A study conducted by asset manager Old Mutual International and Quilter Cheviot, an investment management services firm, found out that UAE investors now expect to receive average investment returns of 7.3 per cent in 2016, marginally more than the expected 7.2 per cent in 2015.

“Despite lower than expected investment returns in 2015, investors remain optimistic with only one in three investors saying they have lowered their expectations of investment returns,” said Mark Leale, Head Of Quilter Cheviot’s Dubai representative office, and principal representative. This is despite investors only receiving an average return of 4.7 per cent in 2015.

Investors who lowered expectations were the ones who received poor returns in 2015. About 14 per cent of the respondents who lost money in 2015 and got negative returns, while investors who had not lowered expectations lost just 3 per cent in 2015, and got an average return of 5.3 per cent last year.
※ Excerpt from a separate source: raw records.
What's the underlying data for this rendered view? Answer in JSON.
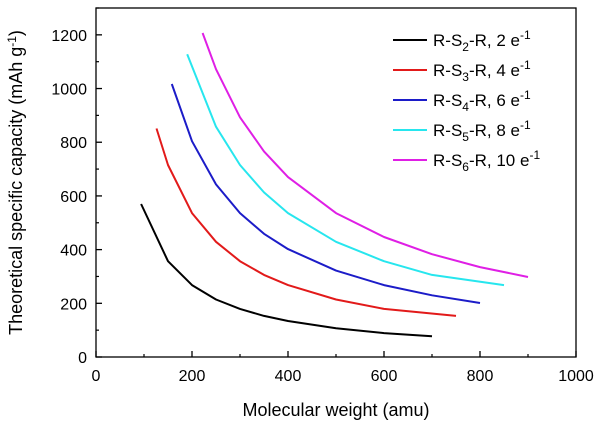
{
  "chart_data": {
    "type": "line",
    "xlabel": "Molecular weight (amu)",
    "ylabel": "Theoretical specific capacity (mAh g",
    "ylabel_sup": "-1",
    "ylabel_tail": ")",
    "xlim": [
      0,
      1000
    ],
    "ylim": [
      0,
      1300
    ],
    "x_ticks": [
      0,
      200,
      400,
      600,
      800,
      1000
    ],
    "y_ticks": [
      0,
      200,
      400,
      600,
      800,
      1000,
      1200
    ],
    "grid": false,
    "legend_position": "top-right",
    "series": [
      {
        "name": "R-S2-R, 2 e-1",
        "legend": {
          "a": "R-S",
          "sub": "2",
          "b": "-R, 2 e",
          "sup": "-1"
        },
        "color": "#000000",
        "x": [
          94,
          150,
          200,
          250,
          300,
          350,
          400,
          500,
          600,
          700
        ],
        "y": [
          570,
          357,
          268,
          214,
          179,
          153,
          134,
          107,
          89,
          77
        ]
      },
      {
        "name": "R-S3-R, 4 e-1",
        "legend": {
          "a": "R-S",
          "sub": "3",
          "b": "-R, 4 e",
          "sup": "-1"
        },
        "color": "#e21a1a",
        "x": [
          126,
          150,
          200,
          250,
          300,
          350,
          400,
          500,
          600,
          750
        ],
        "y": [
          851,
          715,
          536,
          429,
          357,
          306,
          268,
          214,
          179,
          153
        ]
      },
      {
        "name": "R-S4-R, 6 e-1",
        "legend": {
          "a": "R-S",
          "sub": "4",
          "b": "-R, 6 e",
          "sup": "-1"
        },
        "color": "#1c1cc8",
        "x": [
          158,
          200,
          250,
          300,
          350,
          400,
          500,
          600,
          700,
          800
        ],
        "y": [
          1017,
          804,
          643,
          536,
          459,
          402,
          322,
          268,
          230,
          201
        ]
      },
      {
        "name": "R-S5-R, 8 e-1",
        "legend": {
          "a": "R-S",
          "sub": "5",
          "b": "-R, 8 e",
          "sup": "-1"
        },
        "color": "#27e6ee",
        "x": [
          190,
          250,
          300,
          350,
          400,
          500,
          600,
          700,
          850
        ],
        "y": [
          1128,
          858,
          715,
          613,
          536,
          429,
          357,
          306,
          268
        ]
      },
      {
        "name": "R-S6-R, 10 e-1",
        "legend": {
          "a": "R-S",
          "sub": "6",
          "b": "-R, 10 e",
          "sup": "-1"
        },
        "color": "#df1fe5",
        "x": [
          222,
          250,
          300,
          350,
          400,
          500,
          600,
          700,
          800,
          900
        ],
        "y": [
          1207,
          1072,
          893,
          766,
          670,
          536,
          447,
          383,
          335,
          298
        ]
      }
    ]
  }
}
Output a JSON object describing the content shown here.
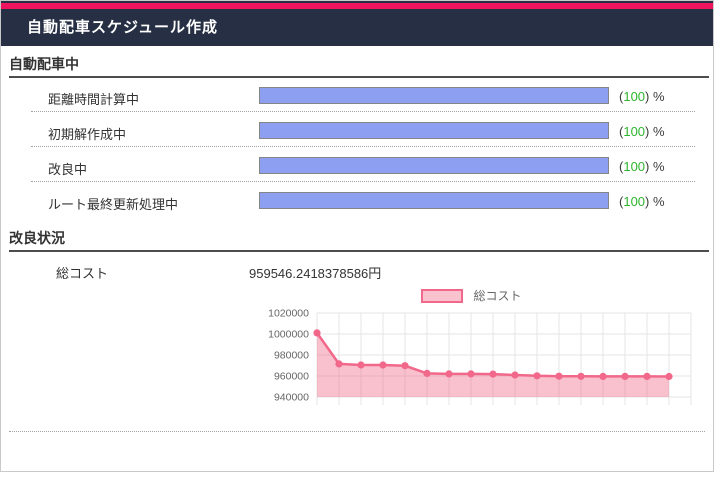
{
  "header": {
    "title": "自動配車スケジュール作成"
  },
  "symbols": {
    "open_paren": "(",
    "close_paren": ")",
    "percent": "%"
  },
  "dispatch_section": {
    "title": "自動配車中",
    "rows": [
      {
        "label": "距離時間計算中",
        "value": "100",
        "percent": 100
      },
      {
        "label": "初期解作成中",
        "value": "100",
        "percent": 100
      },
      {
        "label": "改良中",
        "value": "100",
        "percent": 100
      },
      {
        "label": "ルート最終更新処理中",
        "value": "100",
        "percent": 100
      }
    ]
  },
  "improvement_section": {
    "title": "改良状況",
    "total_cost_label": "総コスト",
    "total_cost_value": "959546.2418378586円"
  },
  "colors": {
    "accent_pink": "#ef145e",
    "header_navy": "#262f43",
    "progress_fill": "#8c9ff0",
    "value_green": "#2db52d",
    "chart_line": "#f1688a",
    "chart_fill": "rgba(241,104,138,0.42)",
    "grid": "#e4e4e4",
    "axis_text": "#666666"
  },
  "chart_data": {
    "type": "area",
    "title": "",
    "legend": [
      {
        "label": "総コスト"
      }
    ],
    "legend_position": "top",
    "grid": true,
    "x": [
      1,
      2,
      3,
      4,
      5,
      6,
      7,
      8,
      9,
      10,
      11,
      12,
      13,
      14,
      15,
      16,
      17
    ],
    "x_tick_labels_visible": false,
    "series": [
      {
        "name": "総コスト",
        "values": [
          1001000,
          971500,
          970500,
          970500,
          969800,
          962500,
          962000,
          962000,
          961800,
          961000,
          960200,
          959800,
          959700,
          959650,
          959600,
          959580,
          959546.2418378586
        ]
      }
    ],
    "ylabel": "",
    "ylim": [
      940000,
      1020000
    ],
    "yticks": [
      940000,
      960000,
      980000,
      1000000,
      1020000
    ]
  }
}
However, only one in three investors based in the UAE have lowered their expectations of investment returns in the last 12 months. The main reason stated for this was due to the current macroeconomic conditions preventing them from attaining better investment returns. However, only 7 per cent investors thought their expectations were too unrealistic.

Risks:

At the same time, they are fully aware of the risks, with nine out of 10 investors are more aware of the risks than they were a year ago. More than half thought that low oil prices was the biggest investment risk in 2016, while other 43 per cent believe economic stagnation in the world economy, while other 32 per cent says local economic and political turmoil was the third biggest risk.

Among nationalities too, there was a large discrepancy between understanding, attitudes and engagement of investors with UK expats among the most risk averse, and UAE nationals the biggest risk takers.

“Understanding a client’s risk profile is imperative and can help when building a suitable investment portfolio. By ensuring investments are matched to their

client’s risk level, advisers will help limit the client’s exposure to market movements when aligning to levels within their comfort zone,” Brendan Dolan and Mark Leale of Old Mutual and Quilter Cheviot respectively said in a report.

Engaged

The study also showed that investors are engaged when it comes to their finances and their expectations are high.

“We expect to see this level of investor understanding grow further and that this will result in an increase in the number of financial advisers utilising

outsourced investment solutions to provide their clients with the returns they are looking for,” Dolan and Leale said.

Non-resident Indians were the most informed on their investment portfolio, with 92 per cent reviewing their investments periodically. This compares with 66 per cent for other expats and 29 per cent for GCC nationals.

 

Methodology:

The investment research took place in May 2016. It was a targeted piece of research, aimed specifically at investors based in the UAE (mainly Dubai and Abu Dhabi) who used the services of a professional to invest in the stock market.

The sample size of the research was 130 respondents from various nationalities like expats from the UK, Europe, North America, India and also included the GCC nationals.

In total, just under half the respondents had between $50,000 and $250,000 to invest and just over half had more than $250,000 to invest. 8 per cent of respondents had over $1 million invested.